By David Yaffe - Yale University Press

click to enlarge Bob Dylan: Like A Complete Unknown - BY DAVID YAFFE - YALE UNIVERSITY PRESS
  • By David Yaffe - Yale University Press
  • Bob Dylan: Like A Complete Unknown

Music critic and professor David Yaffe, who seems to have made a mini career writing about Bob Dylan, has produced a carefully considered and basically fair-minded set of essays that offer some provocative perceptions and stylish writing. He apparently did not interview or even casually speak with Dylan or anyone else. So his insights and thematic narratives are derived from studying the texts: the music, films, books and so on.

This book is in four sections, offering perspectives from four different standpoints. "The Cawing, Derisive Voice" centers on Dylan's singing, "Screen Test" examines movies by and about Dylan, "Not Dark Yet" is about Dylan's relationship to African Americans and their music and "Don't Steal, Don't Lift" is about the complicated questions of Dylan's use of sources: appropriation, inspiration or plagiarism, depending on how you look at it.

The question of plagiarism, made public by Joni Mitchell in 2010, is also discussed in Lewis Hyde's Common As Air. That Dylan's first 70 recorded songs allegedly had clear predecessors and two thirds of the melodies were directly lifted may be (as Dylan said) common to the "folk process." But Yaffe also notes Dylan in his autobiography expressing feelings by using unacknowledged lines from Proust, and he derides Dylan's recent Modern Times album as largely plagiarized, though from public domain sources.

It's a complex subject (all musicians copy each other), as Yaffe affirms. But no matter how many melodies Dylan stole or lines he appropriated, his best songs arrived by grace to express (among other things) a spirit of the times. In his magic years of the '60s even a minor song like "Bob Dylan's 115th Dream" perfectly represented a certain segment of a generation. (The test of Dylan's relationship to sources really will be how he enforces his copyrights when someone copies him.)

Yaffe makes much of Dylan's elusiveness, his Masked and Anonymous "busy being born" changes, but also notes that at 70 Dylan has found a personae and a voice for a part of life few of his generation of stars have managed.
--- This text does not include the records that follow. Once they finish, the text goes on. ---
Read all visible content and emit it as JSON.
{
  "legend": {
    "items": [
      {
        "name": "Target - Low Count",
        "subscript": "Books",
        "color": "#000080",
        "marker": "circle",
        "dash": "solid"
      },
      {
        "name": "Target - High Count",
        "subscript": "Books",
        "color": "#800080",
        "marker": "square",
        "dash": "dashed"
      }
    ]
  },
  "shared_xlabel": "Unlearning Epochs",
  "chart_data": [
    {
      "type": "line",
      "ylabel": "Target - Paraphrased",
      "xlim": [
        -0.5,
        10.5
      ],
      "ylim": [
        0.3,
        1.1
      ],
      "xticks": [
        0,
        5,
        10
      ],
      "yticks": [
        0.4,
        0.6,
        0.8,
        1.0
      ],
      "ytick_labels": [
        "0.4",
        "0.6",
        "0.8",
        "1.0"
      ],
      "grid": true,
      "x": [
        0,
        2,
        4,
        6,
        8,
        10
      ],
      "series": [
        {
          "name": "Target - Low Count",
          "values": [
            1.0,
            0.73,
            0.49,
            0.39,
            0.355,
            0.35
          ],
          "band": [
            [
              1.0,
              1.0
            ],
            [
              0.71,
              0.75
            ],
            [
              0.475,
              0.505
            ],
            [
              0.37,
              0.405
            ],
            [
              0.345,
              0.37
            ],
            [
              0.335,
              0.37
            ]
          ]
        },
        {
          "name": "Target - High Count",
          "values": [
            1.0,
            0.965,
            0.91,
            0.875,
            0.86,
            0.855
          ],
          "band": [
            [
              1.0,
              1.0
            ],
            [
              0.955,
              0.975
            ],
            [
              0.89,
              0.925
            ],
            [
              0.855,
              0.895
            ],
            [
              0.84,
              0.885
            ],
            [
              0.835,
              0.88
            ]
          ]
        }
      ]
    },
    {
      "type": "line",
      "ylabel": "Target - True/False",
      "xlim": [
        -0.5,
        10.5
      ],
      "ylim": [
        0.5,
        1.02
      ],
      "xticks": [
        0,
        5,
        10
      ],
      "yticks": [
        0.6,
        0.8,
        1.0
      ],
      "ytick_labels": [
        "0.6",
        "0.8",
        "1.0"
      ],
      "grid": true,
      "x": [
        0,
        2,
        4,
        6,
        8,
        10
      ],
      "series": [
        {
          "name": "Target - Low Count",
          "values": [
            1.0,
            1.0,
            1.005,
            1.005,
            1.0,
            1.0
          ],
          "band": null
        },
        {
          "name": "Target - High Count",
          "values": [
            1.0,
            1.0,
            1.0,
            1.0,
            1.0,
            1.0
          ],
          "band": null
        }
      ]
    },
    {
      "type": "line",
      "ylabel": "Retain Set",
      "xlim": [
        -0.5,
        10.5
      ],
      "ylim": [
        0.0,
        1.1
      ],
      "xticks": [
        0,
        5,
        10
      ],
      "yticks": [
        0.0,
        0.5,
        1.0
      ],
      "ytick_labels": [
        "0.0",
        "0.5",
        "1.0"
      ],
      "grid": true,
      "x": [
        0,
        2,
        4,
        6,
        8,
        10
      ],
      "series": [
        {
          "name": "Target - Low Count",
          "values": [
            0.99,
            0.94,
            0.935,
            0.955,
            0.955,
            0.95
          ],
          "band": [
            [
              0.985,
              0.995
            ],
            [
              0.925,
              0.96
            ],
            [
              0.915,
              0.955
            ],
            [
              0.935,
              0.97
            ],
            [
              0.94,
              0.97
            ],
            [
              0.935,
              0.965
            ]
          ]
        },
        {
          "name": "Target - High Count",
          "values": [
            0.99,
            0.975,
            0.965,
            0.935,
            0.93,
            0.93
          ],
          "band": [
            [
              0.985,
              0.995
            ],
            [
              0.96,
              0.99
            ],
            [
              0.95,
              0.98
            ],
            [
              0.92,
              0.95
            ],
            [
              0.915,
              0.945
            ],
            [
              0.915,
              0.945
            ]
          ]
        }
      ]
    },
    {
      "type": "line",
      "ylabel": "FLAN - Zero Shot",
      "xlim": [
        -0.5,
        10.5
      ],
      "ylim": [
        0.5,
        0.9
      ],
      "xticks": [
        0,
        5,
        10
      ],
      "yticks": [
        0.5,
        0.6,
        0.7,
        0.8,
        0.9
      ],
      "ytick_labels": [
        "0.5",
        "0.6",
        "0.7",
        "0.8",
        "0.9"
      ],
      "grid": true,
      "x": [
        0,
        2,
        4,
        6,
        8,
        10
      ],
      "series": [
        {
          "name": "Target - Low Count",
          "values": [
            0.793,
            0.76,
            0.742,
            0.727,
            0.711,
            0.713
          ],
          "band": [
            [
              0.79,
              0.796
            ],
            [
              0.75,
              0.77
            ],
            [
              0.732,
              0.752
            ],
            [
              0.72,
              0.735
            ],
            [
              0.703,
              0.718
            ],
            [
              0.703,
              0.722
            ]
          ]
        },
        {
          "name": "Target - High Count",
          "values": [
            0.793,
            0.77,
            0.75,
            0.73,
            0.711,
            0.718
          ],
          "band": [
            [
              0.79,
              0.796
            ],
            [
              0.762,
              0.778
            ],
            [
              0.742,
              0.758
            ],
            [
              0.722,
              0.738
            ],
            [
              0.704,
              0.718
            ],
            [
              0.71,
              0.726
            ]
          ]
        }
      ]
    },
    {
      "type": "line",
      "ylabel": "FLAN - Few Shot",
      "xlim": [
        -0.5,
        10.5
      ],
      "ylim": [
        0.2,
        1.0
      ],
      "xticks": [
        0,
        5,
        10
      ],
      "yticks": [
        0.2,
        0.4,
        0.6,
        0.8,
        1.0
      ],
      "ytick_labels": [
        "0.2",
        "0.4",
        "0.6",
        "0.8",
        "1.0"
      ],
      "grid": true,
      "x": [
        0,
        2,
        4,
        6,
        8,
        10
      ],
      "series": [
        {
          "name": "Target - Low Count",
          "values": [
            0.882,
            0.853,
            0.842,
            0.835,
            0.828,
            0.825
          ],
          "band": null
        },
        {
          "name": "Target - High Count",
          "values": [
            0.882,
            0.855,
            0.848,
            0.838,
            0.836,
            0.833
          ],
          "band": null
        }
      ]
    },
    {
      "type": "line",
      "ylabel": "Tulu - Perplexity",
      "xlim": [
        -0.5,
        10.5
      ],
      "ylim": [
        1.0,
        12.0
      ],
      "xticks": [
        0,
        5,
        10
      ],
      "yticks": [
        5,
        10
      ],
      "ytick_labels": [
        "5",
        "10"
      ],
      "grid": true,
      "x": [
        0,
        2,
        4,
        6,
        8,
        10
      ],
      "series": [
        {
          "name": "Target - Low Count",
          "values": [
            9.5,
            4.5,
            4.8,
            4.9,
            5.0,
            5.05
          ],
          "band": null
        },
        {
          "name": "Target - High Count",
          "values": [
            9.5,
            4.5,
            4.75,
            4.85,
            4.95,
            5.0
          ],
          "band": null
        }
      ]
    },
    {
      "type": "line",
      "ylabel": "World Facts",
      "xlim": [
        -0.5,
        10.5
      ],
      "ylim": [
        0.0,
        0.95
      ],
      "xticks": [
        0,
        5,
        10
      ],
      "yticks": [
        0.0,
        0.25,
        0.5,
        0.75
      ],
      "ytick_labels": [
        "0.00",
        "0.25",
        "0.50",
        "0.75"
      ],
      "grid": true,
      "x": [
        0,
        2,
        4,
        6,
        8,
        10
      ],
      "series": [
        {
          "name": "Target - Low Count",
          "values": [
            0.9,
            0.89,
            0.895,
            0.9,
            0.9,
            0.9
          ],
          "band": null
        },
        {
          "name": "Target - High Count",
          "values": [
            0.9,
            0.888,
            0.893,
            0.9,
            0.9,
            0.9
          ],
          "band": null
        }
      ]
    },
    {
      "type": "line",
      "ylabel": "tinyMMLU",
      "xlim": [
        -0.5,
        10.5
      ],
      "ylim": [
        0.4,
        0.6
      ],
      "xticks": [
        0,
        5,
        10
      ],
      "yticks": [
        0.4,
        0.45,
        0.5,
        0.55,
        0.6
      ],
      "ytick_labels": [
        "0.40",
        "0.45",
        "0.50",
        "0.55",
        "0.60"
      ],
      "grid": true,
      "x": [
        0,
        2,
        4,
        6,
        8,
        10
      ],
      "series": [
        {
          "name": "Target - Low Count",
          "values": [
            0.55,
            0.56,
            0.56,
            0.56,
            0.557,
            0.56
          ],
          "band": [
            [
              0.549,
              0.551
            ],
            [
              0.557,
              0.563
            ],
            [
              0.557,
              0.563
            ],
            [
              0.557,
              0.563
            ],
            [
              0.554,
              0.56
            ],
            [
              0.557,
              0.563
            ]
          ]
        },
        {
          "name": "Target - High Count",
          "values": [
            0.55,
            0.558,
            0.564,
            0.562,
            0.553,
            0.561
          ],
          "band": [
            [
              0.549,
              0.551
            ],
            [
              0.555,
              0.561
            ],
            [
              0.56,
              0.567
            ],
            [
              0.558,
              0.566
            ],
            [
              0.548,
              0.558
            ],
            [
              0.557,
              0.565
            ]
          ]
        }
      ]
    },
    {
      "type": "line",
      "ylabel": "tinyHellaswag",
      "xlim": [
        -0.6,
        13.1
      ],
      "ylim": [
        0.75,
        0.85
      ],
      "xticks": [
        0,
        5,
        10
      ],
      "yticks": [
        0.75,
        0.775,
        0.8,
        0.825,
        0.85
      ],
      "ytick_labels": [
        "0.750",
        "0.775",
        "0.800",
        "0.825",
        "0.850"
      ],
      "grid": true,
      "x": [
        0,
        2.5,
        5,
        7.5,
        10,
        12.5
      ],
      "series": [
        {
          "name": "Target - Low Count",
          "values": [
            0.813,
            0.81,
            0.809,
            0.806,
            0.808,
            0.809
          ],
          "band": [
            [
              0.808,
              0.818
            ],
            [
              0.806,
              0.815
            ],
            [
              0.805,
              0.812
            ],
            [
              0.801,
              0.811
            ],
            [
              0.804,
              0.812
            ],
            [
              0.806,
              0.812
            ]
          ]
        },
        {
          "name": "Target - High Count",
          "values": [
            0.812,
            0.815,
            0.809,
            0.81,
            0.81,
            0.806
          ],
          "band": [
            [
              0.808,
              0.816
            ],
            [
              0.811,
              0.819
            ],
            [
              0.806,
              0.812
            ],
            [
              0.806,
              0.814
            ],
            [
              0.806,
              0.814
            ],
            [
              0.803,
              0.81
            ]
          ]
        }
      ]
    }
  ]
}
The elegance of this small book is marred by repetitions that are either the product of sloppy editing or have some subtle functions that elude me. Though it's smarter than most Dylanology, in the end the mysteries it explores tend to dissolve when actually listening to Dylan's best, or watching the filmed performances in the Martin Scorsese film, No Direction Home (none of which Scorsese actually shot, Yaffe says). For those of us who don't know him as anything else, Dylan is his inimitable music and his voice -- his "pillar of breath," as Allen Ginsberg said -- and they are like a force of nature. The response is wonder.